Elizabeth receives two letters from Jane regarding their sister, Lydia, who has supposedly run off with Mr. Wickham to marry, and their whereabouts are unknown; Jane has asked that Elizabeth come home immediately. Elizabeth is thinking she shall never see Mr. Darcy again on such good terms as she has these last few days, as she heads for Longbourn with her aunt and uncle.
Mr. Bennet and Colonel Forester are already out tracing the steps of Lydia and Mr. Wickham, with no word yet of any success, while Elizabeth laments that she should not have kept what she learned of Mr. Wickham’s character a secret. But what does it matter when Lydia has been allowed to be idle and amuse herself in such silly ways, searching for love and affection from anyone who will give her attention?

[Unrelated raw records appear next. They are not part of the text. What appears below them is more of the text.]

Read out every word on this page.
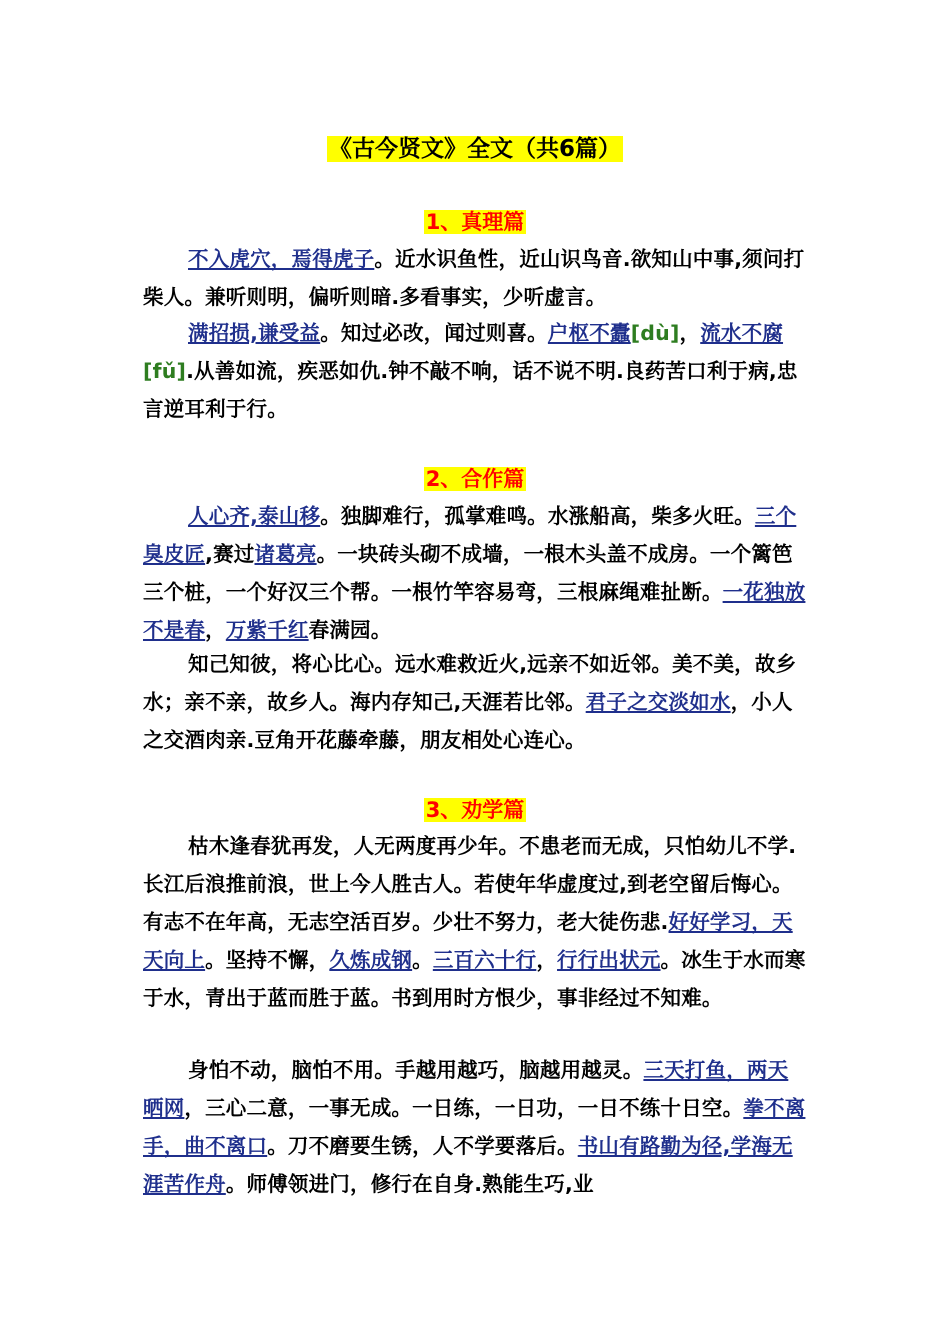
《古今贤文》全文（共6篇）
1、真理篇
不入虎穴，焉得虎子。近水识鱼性，近山识鸟音.欲知山中事,须问打柴人。兼听则明，偏听则暗.多看事实，少听虚言。
满招损,谦受益。知过必改，闻过则喜。户枢不蠹[dù]，流水不腐[fǔ].从善如流，疾恶如仇.钟不敲不响，话不说不明.良药苦口利于病,忠言逆耳利于行。
2、合作篇
人心齐,泰山移。独脚难行，孤掌难鸣。水涨船高，柴多火旺。三个臭皮匠,赛过诸葛亮。一块砖头砌不成墙，一根木头盖不成房。一个篱笆三个桩，一个好汉三个帮。一根竹竿容易弯，三根麻绳难扯断。一花独放不是春，万紫千红春满园。
知己知彼，将心比心。远水难救近火,远亲不如近邻。美不美，故乡水；亲不亲，故乡人。海内存知己,天涯若比邻。君子之交淡如水，小人之交酒肉亲.豆角开花藤牵藤，朋友相处心连心。
3、劝学篇
枯木逢春犹再发，人无两度再少年。不患老而无成，只怕幼儿不学.长江后浪推前浪，世上今人胜古人。若使年华虚度过,到老空留后悔心。有志不在年高，无志空活百岁。少壮不努力，老大徒伤悲.好好学习，天天向上。坚持不懈，久炼成钢。三百六十行，行行出状元。冰生于水而寒于水，青出于蓝而胜于蓝。书到用时方恨少，事非经过不知难。
身怕不动，脑怕不用。手越用越巧，脑越用越灵。三天打鱼，两天晒网，三心二意，一事无成。一日练，一日功，一日不练十日空。拳不离手，曲不离口。刀不磨要生锈，人不学要落后。书山有路勤为径,学海无涯苦作舟。师傅领进门，修行在自身.熟能生巧,业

Now the town of Meryton has nothing good to say of Wickham, alleging him to be in debt, and Colonel Forester believes more than a thousand pounds is required to cover his obligations at Brighton; it is discovered that he was involved in gaming. Meanwhile, a letter from Mr. Collins arrives addressed to Mr. Bennet, although read by Jane and Elizabeth, that he has shared this matter with Lady Catherine and her daughter, and they agree that this disastrous affair involving Lydia will be detrimental to future fortunes of the other Bennet girls. Finally, Mr. Bennet returns home unsuccessful and is content to take the blame for all this folly.
Another letter arrives, this time to Mr. Bennet from his brother-in-law, Mr. Gardiner, and he has found the pair in London and has taken Lydia into his care. The two have not been married, but Wickham has agreed to do so, and the circumstances regarding his debts are not as they were supposed. Then it is considered that Mr. Gardiner must have paid his debts for him, and Elizabeth and Jane are astounded and grateful to him. Elizabeth reflects on the truth of their marriage,
“How strange this is! And for this we are to be thankful. That they should marry, small as is their chance of happiness, and wretched as is his character, we are forced to rejoice!”